Her friend Marissa Wu (’17, CAS’19, COM’19) had a different childhood—she’s from the San Francisco Bay Area, and her parents are college graduates—but she shares Castro’s belief in the importance of mentorship. She remembers connecting with older friends to guide her through the college application and selection process.
When the two became friends during a Boston University Dean’s Host event their senior year of high school, bonding over their excitement and uncertainty about the future, they wondered: what about girls who don’t have a support system?
Castro and Wu, now roommates, have founded an organization offering just that. The group, called LIME—Laugh, Inspire, Motivate, Encourage—matches girls in the Boston public high schools with young female mentors at BU to help them through major life decisions and moments. Castro and Wu launched LIME during their freshman year, debuting the mentoring program at Boston’s Urban Science Academy, which Castro attended.
LIME, a student group at BU with a 12-person executive board, acts as a watchful older sibling to its participants. When school is in session, its mentors check in with their students by phone each week and schedule hang-out time once or twice a month to talk about academics, social lives, plans for the months ahead, and shared interests. A website fills the gap between conversations—and reaches a broader audience—with content that ranges from movie reviews to financial aid strategies. Wu, who’s president of the organization, stresses that LIME aims to help each girl find her own path.
“It’s not our job to restrict you, or tell you what you shouldn’t do,” she says. “There’s a great need to be reassured that you’re not nothing, just because you’re not yet something. We want to help these girls figure out what their passion is, and take steps to reach that goal. I know it’s difficult to be brave, find your passion, and stick with it when everyone seems to be thinking you should be going with the flow.”
By sharing personal stories on the blog, and discussing hopes and fears in one-on-one mentoring sessions, they’re determined to create a space that empowers young girls to set and achieve their goals.
Wu and Castro also used their contrasting backgrounds to craft a training manual that prepares LIME’s mentors for the possibility that their students may be facing circumstances they’ve never encountered. In some cases, says Castro, LIME’s head community coordinator, these could be as significant as homelessness (the manual advises that this information is private, but also has tips for what to do if a mentor is worried for a student’s safety). The training, which was developed with Stephanie Cafaro, BU’s program administrator for enrollment and student affairs, finishes with an informal quiz.
“It’s not so much right [and] wrong answers,” says Wu, “but seeing if they can take the information that we give them and apply it to different scenarios.”
Since launching the program, they’ve signed up 11 mentees. Wu says they hope to expand LIME into a new Boston-area high school every semester and already have 50 potential mentors interested in joining the team.

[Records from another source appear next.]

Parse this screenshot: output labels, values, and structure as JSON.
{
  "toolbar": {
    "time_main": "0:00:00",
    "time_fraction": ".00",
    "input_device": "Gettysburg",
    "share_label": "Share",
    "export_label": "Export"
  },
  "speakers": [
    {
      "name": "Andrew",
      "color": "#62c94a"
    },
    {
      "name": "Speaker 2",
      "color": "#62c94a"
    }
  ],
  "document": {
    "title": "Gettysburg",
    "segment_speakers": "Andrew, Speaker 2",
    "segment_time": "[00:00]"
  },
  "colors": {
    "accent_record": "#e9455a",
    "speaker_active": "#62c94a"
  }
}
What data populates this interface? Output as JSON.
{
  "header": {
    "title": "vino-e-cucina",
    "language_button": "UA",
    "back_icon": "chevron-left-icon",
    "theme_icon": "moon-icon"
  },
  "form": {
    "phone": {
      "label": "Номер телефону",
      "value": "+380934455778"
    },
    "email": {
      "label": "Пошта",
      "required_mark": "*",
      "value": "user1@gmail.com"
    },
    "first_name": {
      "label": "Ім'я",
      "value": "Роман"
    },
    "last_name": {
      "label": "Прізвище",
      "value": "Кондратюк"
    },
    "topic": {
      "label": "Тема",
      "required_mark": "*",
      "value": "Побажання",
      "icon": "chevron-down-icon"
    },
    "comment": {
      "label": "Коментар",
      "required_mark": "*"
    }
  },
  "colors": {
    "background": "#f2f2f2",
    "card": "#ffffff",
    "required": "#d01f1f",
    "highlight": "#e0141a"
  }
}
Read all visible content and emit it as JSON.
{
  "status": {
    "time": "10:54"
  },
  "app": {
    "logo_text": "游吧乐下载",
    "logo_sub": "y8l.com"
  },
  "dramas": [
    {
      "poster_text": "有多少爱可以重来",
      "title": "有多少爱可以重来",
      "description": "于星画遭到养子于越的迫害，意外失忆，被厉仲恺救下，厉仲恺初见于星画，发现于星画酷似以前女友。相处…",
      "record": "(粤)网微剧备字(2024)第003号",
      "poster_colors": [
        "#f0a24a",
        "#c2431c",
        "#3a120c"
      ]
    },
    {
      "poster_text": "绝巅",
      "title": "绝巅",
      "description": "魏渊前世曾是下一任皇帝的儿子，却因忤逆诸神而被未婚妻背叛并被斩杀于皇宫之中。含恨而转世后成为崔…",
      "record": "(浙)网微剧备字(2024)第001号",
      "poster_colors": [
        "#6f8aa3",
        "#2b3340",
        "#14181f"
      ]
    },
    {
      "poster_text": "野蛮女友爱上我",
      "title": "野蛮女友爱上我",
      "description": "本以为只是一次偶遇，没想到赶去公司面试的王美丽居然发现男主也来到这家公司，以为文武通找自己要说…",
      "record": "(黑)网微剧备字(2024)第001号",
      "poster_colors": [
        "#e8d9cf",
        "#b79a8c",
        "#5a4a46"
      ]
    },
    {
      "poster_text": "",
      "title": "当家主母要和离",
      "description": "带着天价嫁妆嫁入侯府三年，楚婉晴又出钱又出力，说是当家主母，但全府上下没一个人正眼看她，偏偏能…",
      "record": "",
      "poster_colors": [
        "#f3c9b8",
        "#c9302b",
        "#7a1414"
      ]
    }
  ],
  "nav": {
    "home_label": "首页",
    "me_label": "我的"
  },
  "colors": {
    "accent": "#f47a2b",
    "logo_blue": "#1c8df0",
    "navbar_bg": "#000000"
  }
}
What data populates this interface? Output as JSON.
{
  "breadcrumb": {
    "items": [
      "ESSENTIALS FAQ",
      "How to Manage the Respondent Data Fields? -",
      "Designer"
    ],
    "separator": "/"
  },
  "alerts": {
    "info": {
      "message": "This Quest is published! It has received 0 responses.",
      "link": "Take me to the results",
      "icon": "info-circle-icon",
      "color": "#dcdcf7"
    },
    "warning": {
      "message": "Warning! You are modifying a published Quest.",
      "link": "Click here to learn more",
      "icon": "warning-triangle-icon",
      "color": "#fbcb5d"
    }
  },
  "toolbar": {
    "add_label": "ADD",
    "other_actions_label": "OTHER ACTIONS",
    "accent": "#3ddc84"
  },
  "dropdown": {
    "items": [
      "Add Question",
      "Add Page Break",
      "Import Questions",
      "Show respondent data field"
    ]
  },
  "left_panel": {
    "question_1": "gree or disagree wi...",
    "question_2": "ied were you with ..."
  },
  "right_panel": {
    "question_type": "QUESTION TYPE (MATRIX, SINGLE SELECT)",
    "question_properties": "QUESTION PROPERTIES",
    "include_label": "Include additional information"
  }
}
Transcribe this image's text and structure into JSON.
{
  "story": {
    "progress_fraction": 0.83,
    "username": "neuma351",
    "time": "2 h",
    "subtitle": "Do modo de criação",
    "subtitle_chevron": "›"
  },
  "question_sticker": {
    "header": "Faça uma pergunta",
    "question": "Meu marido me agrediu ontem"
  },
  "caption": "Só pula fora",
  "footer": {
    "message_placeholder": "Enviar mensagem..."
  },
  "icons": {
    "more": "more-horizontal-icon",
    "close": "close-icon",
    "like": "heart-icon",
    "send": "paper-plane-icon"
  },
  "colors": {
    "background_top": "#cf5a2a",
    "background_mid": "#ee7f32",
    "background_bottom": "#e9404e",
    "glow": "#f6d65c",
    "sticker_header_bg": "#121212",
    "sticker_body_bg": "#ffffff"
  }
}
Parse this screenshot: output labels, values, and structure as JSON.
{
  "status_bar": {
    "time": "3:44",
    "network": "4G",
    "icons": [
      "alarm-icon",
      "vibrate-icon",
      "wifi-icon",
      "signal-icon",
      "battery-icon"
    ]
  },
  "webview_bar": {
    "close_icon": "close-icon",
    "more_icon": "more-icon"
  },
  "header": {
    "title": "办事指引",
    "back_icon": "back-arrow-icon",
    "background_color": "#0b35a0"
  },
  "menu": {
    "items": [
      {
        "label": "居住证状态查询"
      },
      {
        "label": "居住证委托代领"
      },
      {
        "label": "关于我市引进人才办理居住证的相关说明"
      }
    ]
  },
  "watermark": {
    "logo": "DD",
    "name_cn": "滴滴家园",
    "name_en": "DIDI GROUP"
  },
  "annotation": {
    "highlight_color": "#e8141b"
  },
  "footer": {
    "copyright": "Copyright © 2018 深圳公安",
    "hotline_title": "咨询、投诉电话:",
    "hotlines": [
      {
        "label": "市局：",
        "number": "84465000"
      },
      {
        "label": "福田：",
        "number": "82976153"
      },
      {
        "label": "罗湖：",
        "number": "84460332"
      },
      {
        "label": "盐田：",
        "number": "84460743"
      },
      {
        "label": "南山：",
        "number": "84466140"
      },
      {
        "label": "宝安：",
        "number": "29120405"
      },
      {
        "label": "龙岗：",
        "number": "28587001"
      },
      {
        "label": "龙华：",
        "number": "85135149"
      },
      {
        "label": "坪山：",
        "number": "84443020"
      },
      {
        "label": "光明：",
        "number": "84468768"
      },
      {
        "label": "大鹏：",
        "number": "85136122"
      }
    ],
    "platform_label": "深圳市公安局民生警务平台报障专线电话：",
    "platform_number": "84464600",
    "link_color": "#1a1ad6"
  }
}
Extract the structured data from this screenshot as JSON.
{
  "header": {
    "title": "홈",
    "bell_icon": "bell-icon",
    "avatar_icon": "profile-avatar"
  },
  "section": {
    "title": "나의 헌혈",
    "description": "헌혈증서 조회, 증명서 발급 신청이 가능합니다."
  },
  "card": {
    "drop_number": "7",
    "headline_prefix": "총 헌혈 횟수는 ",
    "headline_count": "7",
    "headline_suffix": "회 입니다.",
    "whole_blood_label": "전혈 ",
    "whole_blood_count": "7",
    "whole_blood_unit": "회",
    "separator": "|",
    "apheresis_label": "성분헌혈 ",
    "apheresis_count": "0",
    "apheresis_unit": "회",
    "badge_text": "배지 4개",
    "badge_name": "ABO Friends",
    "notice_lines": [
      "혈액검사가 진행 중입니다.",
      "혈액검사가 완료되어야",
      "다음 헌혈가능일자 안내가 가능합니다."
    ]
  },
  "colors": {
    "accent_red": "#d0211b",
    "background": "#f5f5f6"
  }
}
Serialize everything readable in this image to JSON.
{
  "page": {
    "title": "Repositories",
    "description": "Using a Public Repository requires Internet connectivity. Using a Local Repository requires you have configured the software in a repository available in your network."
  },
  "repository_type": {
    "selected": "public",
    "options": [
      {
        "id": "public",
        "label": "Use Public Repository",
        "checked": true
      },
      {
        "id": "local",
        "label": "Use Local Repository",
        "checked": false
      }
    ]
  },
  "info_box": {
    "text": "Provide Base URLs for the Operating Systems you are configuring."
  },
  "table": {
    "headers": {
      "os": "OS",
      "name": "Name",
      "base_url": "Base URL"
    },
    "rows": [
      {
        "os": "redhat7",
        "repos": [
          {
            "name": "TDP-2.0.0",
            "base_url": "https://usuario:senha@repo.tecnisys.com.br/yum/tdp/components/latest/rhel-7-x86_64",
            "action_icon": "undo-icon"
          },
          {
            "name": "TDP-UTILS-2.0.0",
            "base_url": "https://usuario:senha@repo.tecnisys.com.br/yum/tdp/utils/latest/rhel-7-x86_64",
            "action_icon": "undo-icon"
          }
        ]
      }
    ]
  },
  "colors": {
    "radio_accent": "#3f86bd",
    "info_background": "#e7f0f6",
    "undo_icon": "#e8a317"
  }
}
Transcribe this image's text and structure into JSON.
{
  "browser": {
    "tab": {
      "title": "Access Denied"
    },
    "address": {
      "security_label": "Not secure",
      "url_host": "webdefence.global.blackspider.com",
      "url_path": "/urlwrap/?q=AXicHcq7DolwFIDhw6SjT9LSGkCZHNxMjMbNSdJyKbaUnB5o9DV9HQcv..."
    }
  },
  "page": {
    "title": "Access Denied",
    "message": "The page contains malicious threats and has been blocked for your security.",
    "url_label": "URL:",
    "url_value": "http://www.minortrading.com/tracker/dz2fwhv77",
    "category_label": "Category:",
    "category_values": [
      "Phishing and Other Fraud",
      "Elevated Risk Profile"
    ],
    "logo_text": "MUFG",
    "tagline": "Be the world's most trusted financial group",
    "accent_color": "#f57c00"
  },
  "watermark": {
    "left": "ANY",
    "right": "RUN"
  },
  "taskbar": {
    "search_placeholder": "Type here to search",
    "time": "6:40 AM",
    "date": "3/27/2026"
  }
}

The Boston educators working with LIME say that its value lies in the firsthand experience the mentors bring, regardless of their differences in background. “When a high school senior is matched with a college senior, they are both going through a time of transition into adulthood,” says Siobhan Franco, a teacher at Urban Science Academy and LIME’s liaison at the school. “The differences they need to overcome together will depend on their level of education, but it can still be a shared struggle.”